Relatives of patients in seven care homes being closed in Northern Ireland say the closure could ‘kill’ their loved ones because of the stress of the move.
The closures come barely a month after Guy Hands, the boss of the biggest care home provider Four Seasons, warned Chancellor George Osbourne that it would have to start closing homes where income was not meeting costs.
With just 12 weeks notice given relatives fear that the stress of the move could prove too much for their elderly relatives. One resident, for examples, suffers from vascular dementia, which is like having mini-strokes, and a move could provoke another episode which may prove too much altogether for the frail gentleman.
The care homes to be closed are: Victoria Park and Stormont in Belfast, Antrim, Garvagh, Donaghcloney near Banbridge, Oakridge in Ballynahinch, and Hamilton Court in Armagh.

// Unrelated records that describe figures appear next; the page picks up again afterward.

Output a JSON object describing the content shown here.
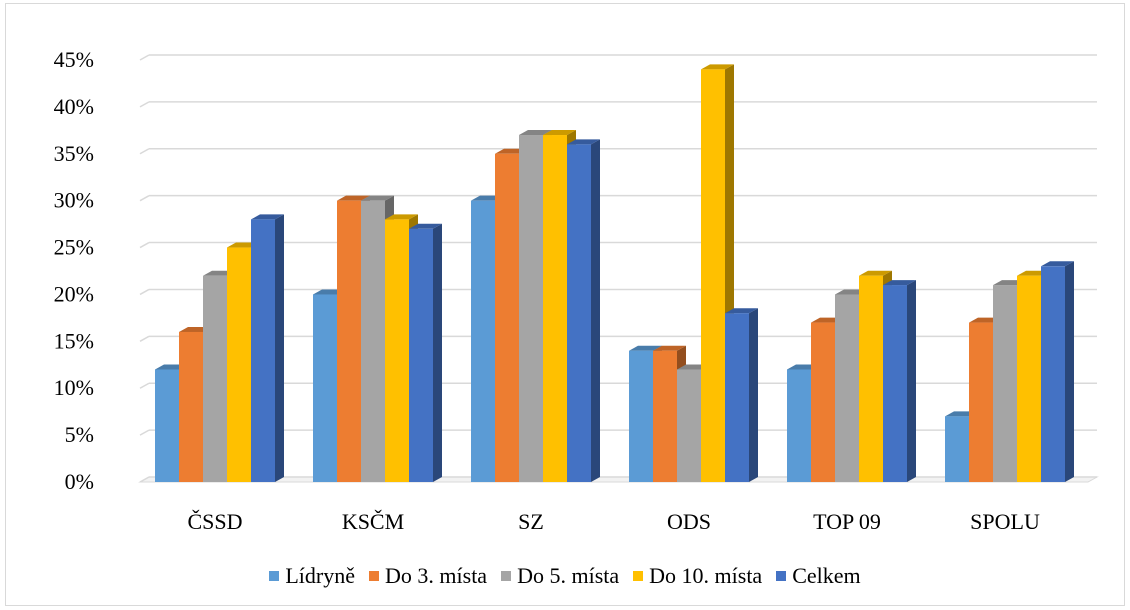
{
  "chart_data": {
    "type": "bar",
    "categories": [
      "ČSSD",
      "KSČM",
      "SZ",
      "ODS",
      "TOP 09",
      "SPOLU"
    ],
    "series": [
      {
        "name": "Lídryně",
        "color": "#5b9bd5",
        "values": [
          12,
          20,
          30,
          14,
          12,
          7
        ]
      },
      {
        "name": "Do 3. místa",
        "color": "#ed7d31",
        "values": [
          16,
          30,
          35,
          14,
          17,
          17
        ]
      },
      {
        "name": "Do 5. místa",
        "color": "#a5a5a5",
        "values": [
          22,
          30,
          37,
          12,
          20,
          21
        ]
      },
      {
        "name": "Do 10. místa",
        "color": "#ffc000",
        "values": [
          25,
          28,
          37,
          44,
          22,
          22
        ]
      },
      {
        "name": "Celkem",
        "color": "#4472c4",
        "values": [
          28,
          27,
          36,
          18,
          21,
          23
        ]
      }
    ],
    "yticks": [
      "0%",
      "5%",
      "10%",
      "15%",
      "20%",
      "25%",
      "30%",
      "35%",
      "40%",
      "45%"
    ],
    "ylim": [
      0,
      45
    ],
    "grid": true,
    "legend_position": "bottom",
    "style": "3d-clustered-columns"
  }
}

This could be the first of a considerable round of closures throughout the nursing home sector, as was warned in a recent letter to the Chancellor from major care home providers, which I commented on in a previous blog.
The homes set to close are all well thought of by the residents and so it is a pure economic issue. They are simply not making enough money, and the fears of relatives highlights how some people are questioning if the private sector should ever be involved in such a critical of care.
Justin Bowden national organiser of the GMB union said “The care sector is in desperate need of funds. It isn’t that they aren’t making a profit, they can’t even cover costs. This is not a lifestyle choice for over 65s or about a healthy granny going into a care home. There are young disabled residents and of the elderly more than 50% have dementia with the majority having underlying acute medical conditions. They can’t be kept at home with domiciliary care.”